Thresholds of 43.45 and 58.22 pg/mL optimize the sensitivity and specificity to differentiate patients with CM from healthy controls and patients with EM, respectively, according to the authors.
Migraine With Aura
A total of 46 women with CM had a history of migraine with aura attacks. CGRP levels were significantly higher in these women than in those who had never experienced an aura. However, only 4 patients experienced at least 1 aura per month.
According to the authors, there are several potential explanations for this finding. It could, for example, support the proposal that the pathophysiologic mechanism of the aura, the cortical spreading depression phenomenon, is enough to activate sensory nerve terminals around pial blood vessels.
Among women with EM, CGRP was not significantly elevated in the 21 women with aura compared with the 22 with no aura antecedents.
Among the women with CM, CGRP levels were not significantly different in patients meeting criteria for analgesic overuse. "Even considering that all of the women in our study with CM meeting overuse criteria had tried formal withdrawal of symptomatic medications at least once and for 2 months without success, these results are a further proof that both subtypes of CM, with and without analgesic overuse, would share the same pathophysiologic substrate," the authors write.
Other variables, such as age, depression, fibromyalgia, vascular risk factors, history of triptan use, and type of preventive treatment, also did not influence CGRP levels.
The fact that patients were taking preventive medications could be considered a limitation of the study but could also make the results more relevant because, as the authors point out, these drugs could reduce trigeminovascular system activation, resulting in a decrease in CGRP release.
Although the new study had other potential limitations, such as the use of a select headache clinic population, "it seems that interictal CGRP levels are somewhat specific and sensitive for CM in the context of a patient with daily or almost daily headaches and a history of migraine, which could be of great help on sharpening the diagnosis of the primary headache disorders and supports the proposal of a key role of CGRP of sensitization of pain circuits leading to CM," the authors concluded.
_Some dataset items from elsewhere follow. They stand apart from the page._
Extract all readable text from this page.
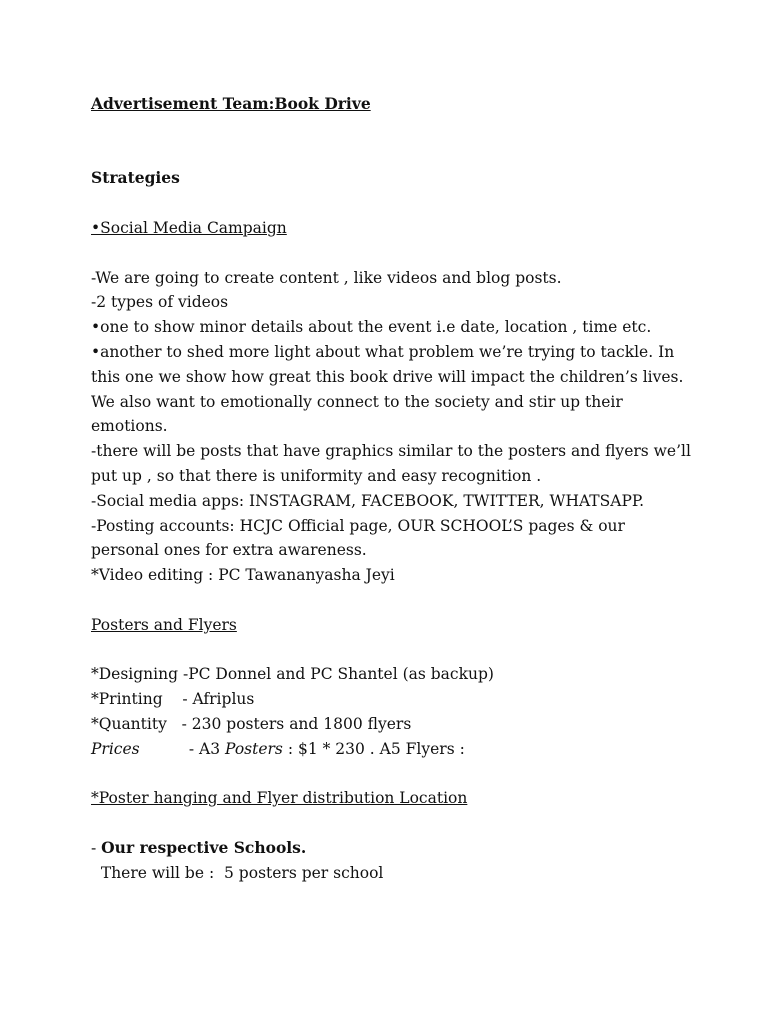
Advertisement Team:Book Drive
Strategies
•Social Media Campaign
-We are going to create content , like videos and blog posts.
-2 types of videos
•one to show minor details about the event i.e date, location , time etc.
•another to shed more light about what problem we’re trying to tackle. In this one we show how great this book drive will impact the children’s lives. We also want to emotionally connect to the society and stir up their emotions.
-there will be posts that have graphics similar to the posters and flyers we’ll put up , so that there is uniformity and easy recognition .
-Social media apps: INSTAGRAM, FACEBOOK, TWITTER, WHATSAPP.
-Posting accounts: HCJC Official page, OUR SCHOOL’S pages & our personal ones for extra awareness.
*Video editing : PC Tawananyasha Jeyi
Posters and Flyers
*Designing -PC Donnel and PC Shantel (as backup)
*Printing    - Afriplus
*Quantity   - 230 posters and 1800 flyers
Prices          - A3 Posters : $1 * 230 . A5 Flyers :
*Poster hanging and Flyer distribution Location
- Our respective Schools.
There will be :  5 posters per school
Using CGRP as a biomarker for CM may not be that far off from clinical practice, if the current results are confirmed in other studies using this neuropeptide, perhaps together with other pain-producing peptides, said Dr. Pascual. Such studies, he said, would not be difficult to carry out.
"My prediction is that clinical trials in chronic migraine that include the follow-up of CGRP levels will begin soon after publication of our study," he said.
And, he said, it won't be long before hospitals will start using CGRP levels to routinely follow patients with CM because this testing is neither very expensive nor difficult to perform.
Monitor Status
In an accompanying editorial, Stephen D. Silberstein, MD, Jefferson Headache Center, Jefferson Center for Neuroscience, Philadelphia, Pennsylvania, and Lars Edvinsson, MD, Internal Medicine, Lund University, Sweden, agreed the study demonstrates that peripheral CGRP levels may be a biomarker for CM.
Physicians could use CGRP levels outside migraine attacks, and in the absence of medication for symptoms, to monitor a patent's status and response to preventive treatment, they write.
"Future work on the role of CGRP and its receptor in CNS and intracranial structures will be very interesting," they write. "In particular, we look forward to learning more about the effects of small-molecule CGRP antagonists and antibodies toward CGRP and the CGRP receptor on CGRP levels and clinical outcome."
They noted that until now, CGRP elevations in plasma have not been reproduced in all studies but that technical problems have at times hampered the proper measurements of this neuropeptide.